Environmental groups: Arsenic in Neuse floodwater is 18 times the state standard
Environmentalists spar with Duke Energy over true impact of coal ash releases at H.F. Lee near Goldsboro.
Posted — UpdatedTests taken from floodwater standing atop coal ash basins at Duke Energy's retired H.F. Lee Plant showed arsenic levels nearly 18 times higher than state standards for drinking water and fish consumption, environmental groups said Friday.
These buried coal ash pits outside the retired plant east of Goldsboro were inundated and eroded by the Neuse River during and after Hurricane Florence. The release produced a gray plume, putting not only arsenic, but also lead and other heavy metals into the river, the Neuse Riverkeeper and the Waterkeeper Alliance said.
Duke Energy said its sampling at the Stevens Mill bridge downstream has consistently shown results within "all surface water standards that the state has established for protecting health and the environment." The state Department of Environmental Quality said Friday afternoon that it's continuing to take samples near H.F. Lee and that data it received Friday "will be released in the coming days after it has undergone thorough quality assurance and quality control."
"With the volume of water flowing down the river, the location of our intake structure, and the precautions operations staff took, we do not believe that there has been any threat to our water quality," city spokeswoman LaToya Henry said in an email Friday.
Duke Energy spokeswoman Erin Culbert said that "test results from the river continue to show very little difference between the quality upstream of the H.F. Lee Plant and downstream of the plant."
Starr accused the company of "hiding behind water samples they collected six miles downstream."
“Our sample results, collected where the spill into the Neuse was happening, show that Duke could care less about reporting the truth and will continue to mislead the public until they are taken to task by Waterkeeper Alliance and Waterkeeper organizations," Starr said in a statement. "The levels of arsenic that Duke has dumped into the Neuse through its continued mismanagement of its coal ash are alarming."
The company accused Starr and others of pushing the panic button to gain ground in a long-running argument over what do do with coal ash.
Duke Energy wants to leave much of that ash in place outside retiring coal plants. Environmental groups want it excavated and moved away from the rivers and ponds the plants were built near. The Neuse Riverkeeper and the Waterkeeper Alliance said Friday that all of Duke Energy's 32 coal ash basins in North Carolina are within a half mile of a lake or river.

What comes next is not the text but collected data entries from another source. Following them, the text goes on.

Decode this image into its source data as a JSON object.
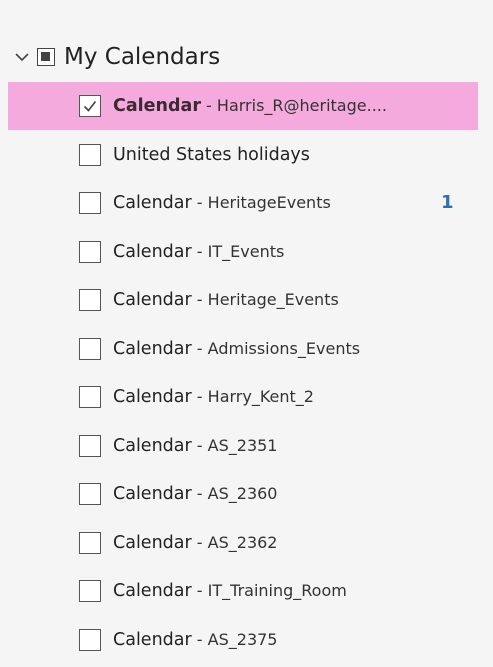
{
  "group": {
    "title": "My Calendars",
    "expanded": true,
    "icons": {
      "toggle": "chevron-down-icon",
      "checkbox": "partial-checkbox-icon"
    }
  },
  "colors": {
    "background": "#f5f5f5",
    "selected_highlight": "#f4aadc",
    "badge": "#2f6fb7"
  },
  "calendars": [
    {
      "name": "Calendar",
      "separator": " - ",
      "account": "Harris_R@heritage....",
      "checked": true,
      "selected": true,
      "badge": ""
    },
    {
      "name": "United States holidays",
      "separator": "",
      "account": "",
      "checked": false,
      "selected": false,
      "badge": ""
    },
    {
      "name": "Calendar",
      "separator": " - ",
      "account": "HeritageEvents",
      "checked": false,
      "selected": false,
      "badge": "1"
    },
    {
      "name": "Calendar",
      "separator": " - ",
      "account": "IT_Events",
      "checked": false,
      "selected": false,
      "badge": ""
    },
    {
      "name": "Calendar",
      "separator": " - ",
      "account": "Heritage_Events",
      "checked": false,
      "selected": false,
      "badge": ""
    },
    {
      "name": "Calendar",
      "separator": " - ",
      "account": "Admissions_Events",
      "checked": false,
      "selected": false,
      "badge": ""
    },
    {
      "name": "Calendar",
      "separator": " - ",
      "account": "Harry_Kent_2",
      "checked": false,
      "selected": false,
      "badge": ""
    },
    {
      "name": "Calendar",
      "separator": " - ",
      "account": "AS_2351",
      "checked": false,
      "selected": false,
      "badge": ""
    },
    {
      "name": "Calendar",
      "separator": " - ",
      "account": "AS_2360",
      "checked": false,
      "selected": false,
      "badge": ""
    },
    {
      "name": "Calendar",
      "separator": " - ",
      "account": "AS_2362",
      "checked": false,
      "selected": false,
      "badge": ""
    },
    {
      "name": "Calendar",
      "separator": " - ",
      "account": "IT_Training_Room",
      "checked": false,
      "selected": false,
      "badge": ""
    },
    {
      "name": "Calendar",
      "separator": " - ",
      "account": "AS_2375",
      "checked": false,
      "selected": false,
      "badge": ""
    }
  ]
}
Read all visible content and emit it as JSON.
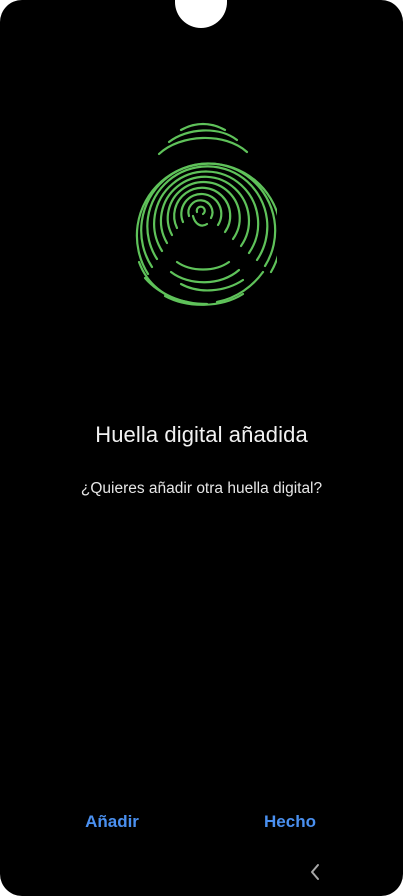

Decisions should be made site-by-site, Duke Energy said. Moving everything "would burden North Carolinians with the most expensive, most disruptive plan that can do more harm to the environment than good," the company said.
"These inactive ponds were underwater for days, actively eroding," Starr said. "It just doesn't go into the water and then magically fall out of it."
In addition to the releases at H.F. Lee, a coal ash landfill at the Sutton Plant near Wilmington breached during the floods.